Arrested decay is the preservation philosophy California State Parks adopted for Bodie in the early 1960s. Buildings are stabilised but not restored: roofs patched, walls held up, interiors left as the last residents left them, with chairs at tables, cans on shelves, and schoolbooks open to the page someone last read.

From U.S. Route 395 near Bridgeport, take State Route 270 east for about seven paved miles, then continue three miles on unpaved washboard road to the park entrance. The last stretch is rough but normally passable to standard vehicles when the road is open, usually late May through October.

Most visitors come in July, August, and early September, when the road is open and the days are warm. Late spring and early autumn are quieter and the light is softer. Winter access is by snowmobile, snowshoe, or backcountry ski only, and most buildings are locked until the road reopens in spring.

Yes. A day-use fee is paid at a self-serve kiosk near the entrance. The Bodie Foundation, the park's nonprofit preservation partner, also accepts donations and sells memberships that support ongoing stabilisation of the buildings.

Most buildings are locked, but you can look through the windows at interiors left as residents left them. The former Miners Union Hall is open as a small museum during the summer season. The Bodie Foundation also runs scheduled ranger-led interior tours of the Standard Mill when staffing allows.

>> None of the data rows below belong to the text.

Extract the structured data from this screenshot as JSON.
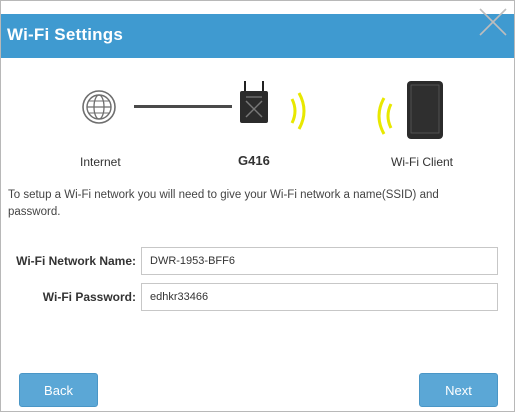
{
  "dialog": {
    "title": "Wi-Fi Settings"
  },
  "diagram": {
    "internet_label": "Internet",
    "router_label": "G416",
    "client_label": "Wi-Fi Client",
    "wave_color": "#e8e800"
  },
  "description": "To setup a Wi-Fi network you will need to give your Wi-Fi network a name(SSID) and password.",
  "form": {
    "network_name_label": "Wi-Fi Network Name:",
    "network_name_value": "DWR-1953-BFF6",
    "password_label": "Wi-Fi Password:",
    "password_value": "edhkr33466"
  },
  "buttons": {
    "back_label": "Back",
    "next_label": "Next"
  },
  "colors": {
    "header": "#3f9ad0",
    "button": "#5ba7d6"
  }
}
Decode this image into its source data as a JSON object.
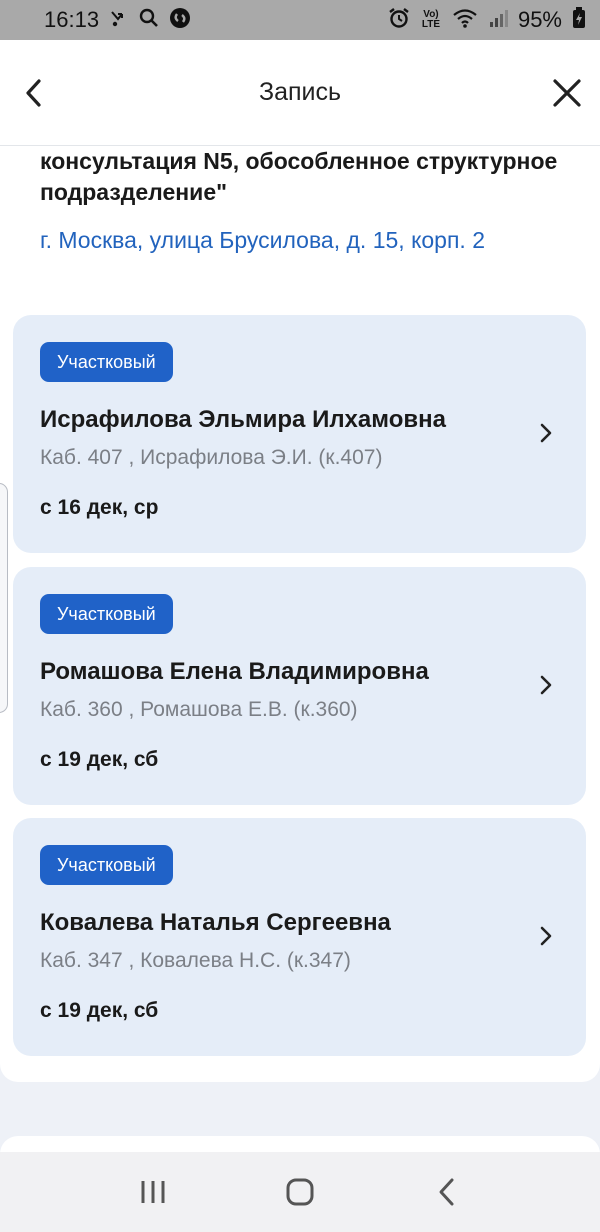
{
  "status_bar": {
    "time": "16:13",
    "battery": "95%",
    "left_icons": [
      "missed-call-icon",
      "search-icon",
      "shazam-icon"
    ],
    "right_icons": [
      "alarm-icon",
      "volte-icon",
      "wifi-icon",
      "signal-icon",
      "battery-charging-icon"
    ],
    "volte_text": "Vo) LTE"
  },
  "header": {
    "title": "Запись",
    "back_icon": "chevron-left-icon",
    "close_icon": "close-icon"
  },
  "clinic": {
    "name": "консультация N5, обособленное структурное подразделение\"",
    "address": "г. Москва, улица Брусилова, д. 15, корп. 2"
  },
  "doctors": [
    {
      "badge": "Участковый",
      "name": "Исрафилова Эльмира Илхамовна",
      "cabinet": "Каб. 407 , Исрафилова Э.И. (к.407)",
      "date": "с 16 дек, ср"
    },
    {
      "badge": "Участковый",
      "name": "Ромашова Елена Владимировна",
      "cabinet": "Каб. 360 , Ромашова Е.В. (к.360)",
      "date": "с 19 дек, сб"
    },
    {
      "badge": "Участковый",
      "name": "Ковалева Наталья Сергеевна",
      "cabinet": "Каб. 347 , Ковалева Н.С. (к.347)",
      "date": "с 19 дек, сб"
    }
  ],
  "colors": {
    "accent": "#2062c8",
    "link": "#2263bd",
    "card_bg": "#e5edf8",
    "page_bg": "#eef1f7"
  },
  "nav": {
    "icons": [
      "recent-apps-icon",
      "home-icon",
      "back-icon"
    ]
  }
}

about the piece in your home

It has been a meaningful gift for customers who have stood in the schoolhouse or watched the wind move down the empty main street. The dirt road, the silver wood, the long quiet. Anyone who has been there once tends to remember it. A Small or Medium with a handwritten note from the studio carries well.

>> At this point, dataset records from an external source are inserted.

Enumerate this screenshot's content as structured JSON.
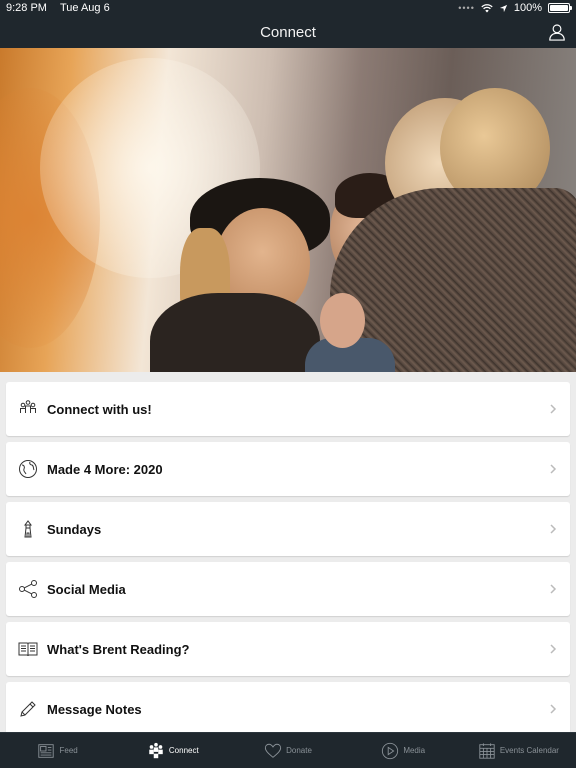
{
  "status": {
    "time": "9:28 PM",
    "date": "Tue Aug 6",
    "battery": "100%"
  },
  "header": {
    "title": "Connect"
  },
  "hero": {
    "description": "Photo of three smiling young women"
  },
  "menu": [
    {
      "label": "Connect with us!",
      "icon": "people-icon"
    },
    {
      "label": "Made 4 More: 2020",
      "icon": "globe-icon"
    },
    {
      "label": "Sundays",
      "icon": "lighthouse-icon"
    },
    {
      "label": "Social Media",
      "icon": "share-icon"
    },
    {
      "label": "What's Brent Reading?",
      "icon": "book-icon"
    },
    {
      "label": "Message Notes",
      "icon": "pencil-icon"
    }
  ],
  "tabs": [
    {
      "label": "Feed",
      "icon": "feed-icon",
      "active": false
    },
    {
      "label": "Connect",
      "icon": "people-icon",
      "active": true
    },
    {
      "label": "Donate",
      "icon": "heart-icon",
      "active": false
    },
    {
      "label": "Media",
      "icon": "play-icon",
      "active": false
    },
    {
      "label": "Events Calendar",
      "icon": "calendar-icon",
      "active": false
    }
  ],
  "colors": {
    "bar": "#1f272d",
    "background": "#ececec",
    "active_tab": "#ffffff",
    "inactive_tab": "#8a9197"
  }
}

The piece reads mountain-modern, Western contemporary, and warm minimalist. The Voynich palette pulls silver-greys, weathered browns, sagebrush green, and dusk blue, so it sits comfortably in rooms with reclaimed wood, woven wool, and unfussy brass or matte black hardware. It does not work as well in a high-pastel or cottage setting.

It fits the current weathered-modern and desert-modern trend cycle: silvered woods, sun-bleached palettes, and historical-place subjects rendered in painterly rather than literal terms. It also reads at home in mountain-modern and quiet-luxury interiors where greys, browns, and dusty blues dominate the palette.

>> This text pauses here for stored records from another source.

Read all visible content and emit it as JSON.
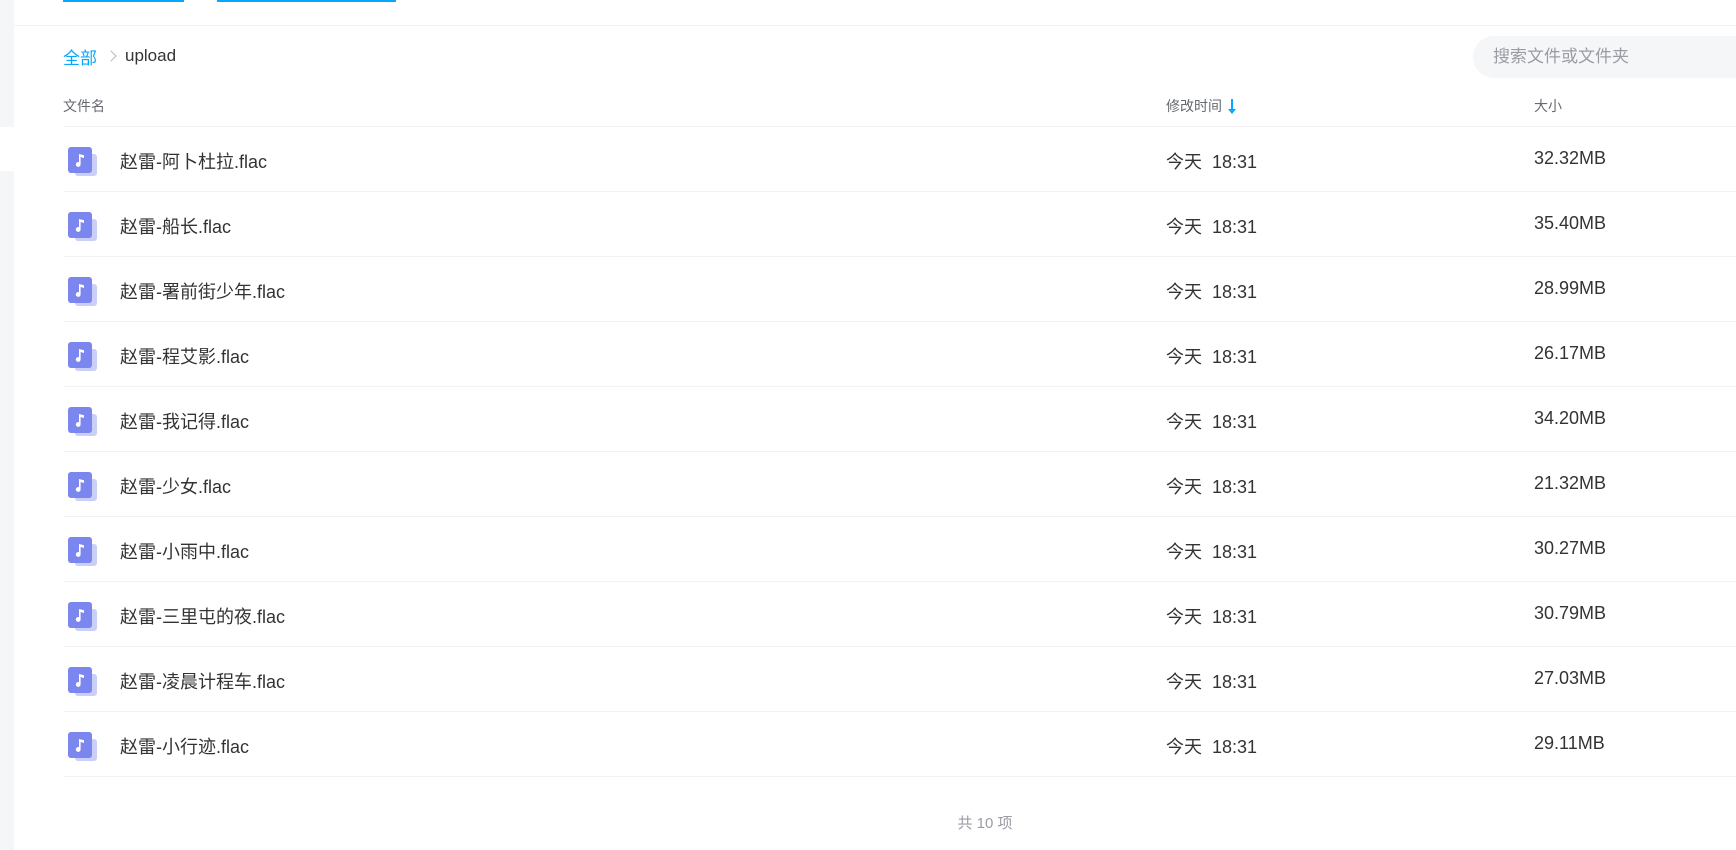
{
  "breadcrumb": {
    "root": "全部",
    "current": "upload"
  },
  "search": {
    "placeholder": "搜索文件或文件夹"
  },
  "columns": {
    "name": "文件名",
    "time": "修改时间",
    "size": "大小"
  },
  "files": [
    {
      "name": "赵雷-阿卜杜拉.flac",
      "day": "今天",
      "time": "18:31",
      "size": "32.32MB"
    },
    {
      "name": "赵雷-船长.flac",
      "day": "今天",
      "time": "18:31",
      "size": "35.40MB"
    },
    {
      "name": "赵雷-署前街少年.flac",
      "day": "今天",
      "time": "18:31",
      "size": "28.99MB"
    },
    {
      "name": "赵雷-程艾影.flac",
      "day": "今天",
      "time": "18:31",
      "size": "26.17MB"
    },
    {
      "name": "赵雷-我记得.flac",
      "day": "今天",
      "time": "18:31",
      "size": "34.20MB"
    },
    {
      "name": "赵雷-少女.flac",
      "day": "今天",
      "time": "18:31",
      "size": "21.32MB"
    },
    {
      "name": "赵雷-小雨中.flac",
      "day": "今天",
      "time": "18:31",
      "size": "30.27MB"
    },
    {
      "name": "赵雷-三里屯的夜.flac",
      "day": "今天",
      "time": "18:31",
      "size": "30.79MB"
    },
    {
      "name": "赵雷-凌晨计程车.flac",
      "day": "今天",
      "time": "18:31",
      "size": "27.03MB"
    },
    {
      "name": "赵雷-小行迹.flac",
      "day": "今天",
      "time": "18:31",
      "size": "29.11MB"
    }
  ],
  "footer": {
    "count_label": "共 10 项"
  },
  "icons": {
    "file": "music-file-icon",
    "sort": "sort-down-arrow-icon",
    "separator": "chevron-right-icon"
  },
  "colors": {
    "accent": "#06a7ff",
    "file_icon": "#7b86ee"
  }
}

Above a standard eighty-inch sofa or a six-foot console, a single Large works as a centred anchor at roughly two-thirds the width of the furniture below. A 4-tile Mural reads stronger above an oversized sofa; a 9-tile Mural takes the wall entirely and is the choice for a feature wall.

Yes. Request the Dura Satin or Matte finish for any installation that may see steam, splash, or repeated wiping. Both finishes are scratch-resistant and intended for wet vertical settings like backsplashes and shower walls. The standard Glossy finish is intended for dry-wall display and framed pieces.

A soft microfibre cloth and clean water is all that is needed. Avoid abrasive sponges, scouring powders, and ammonia-based cleaners; these can dull the surface over time. The colour lives in the ceramic surface itself, so it will not fade with normal cleaning.

Yes. Every WenderVista piece is original to Reid Wender and our family studio in Knoxville, Tennessee. We do not license stock imagery and we do not sell prints of paintings we did not make. Each tile is hand-finished in-house before it ships.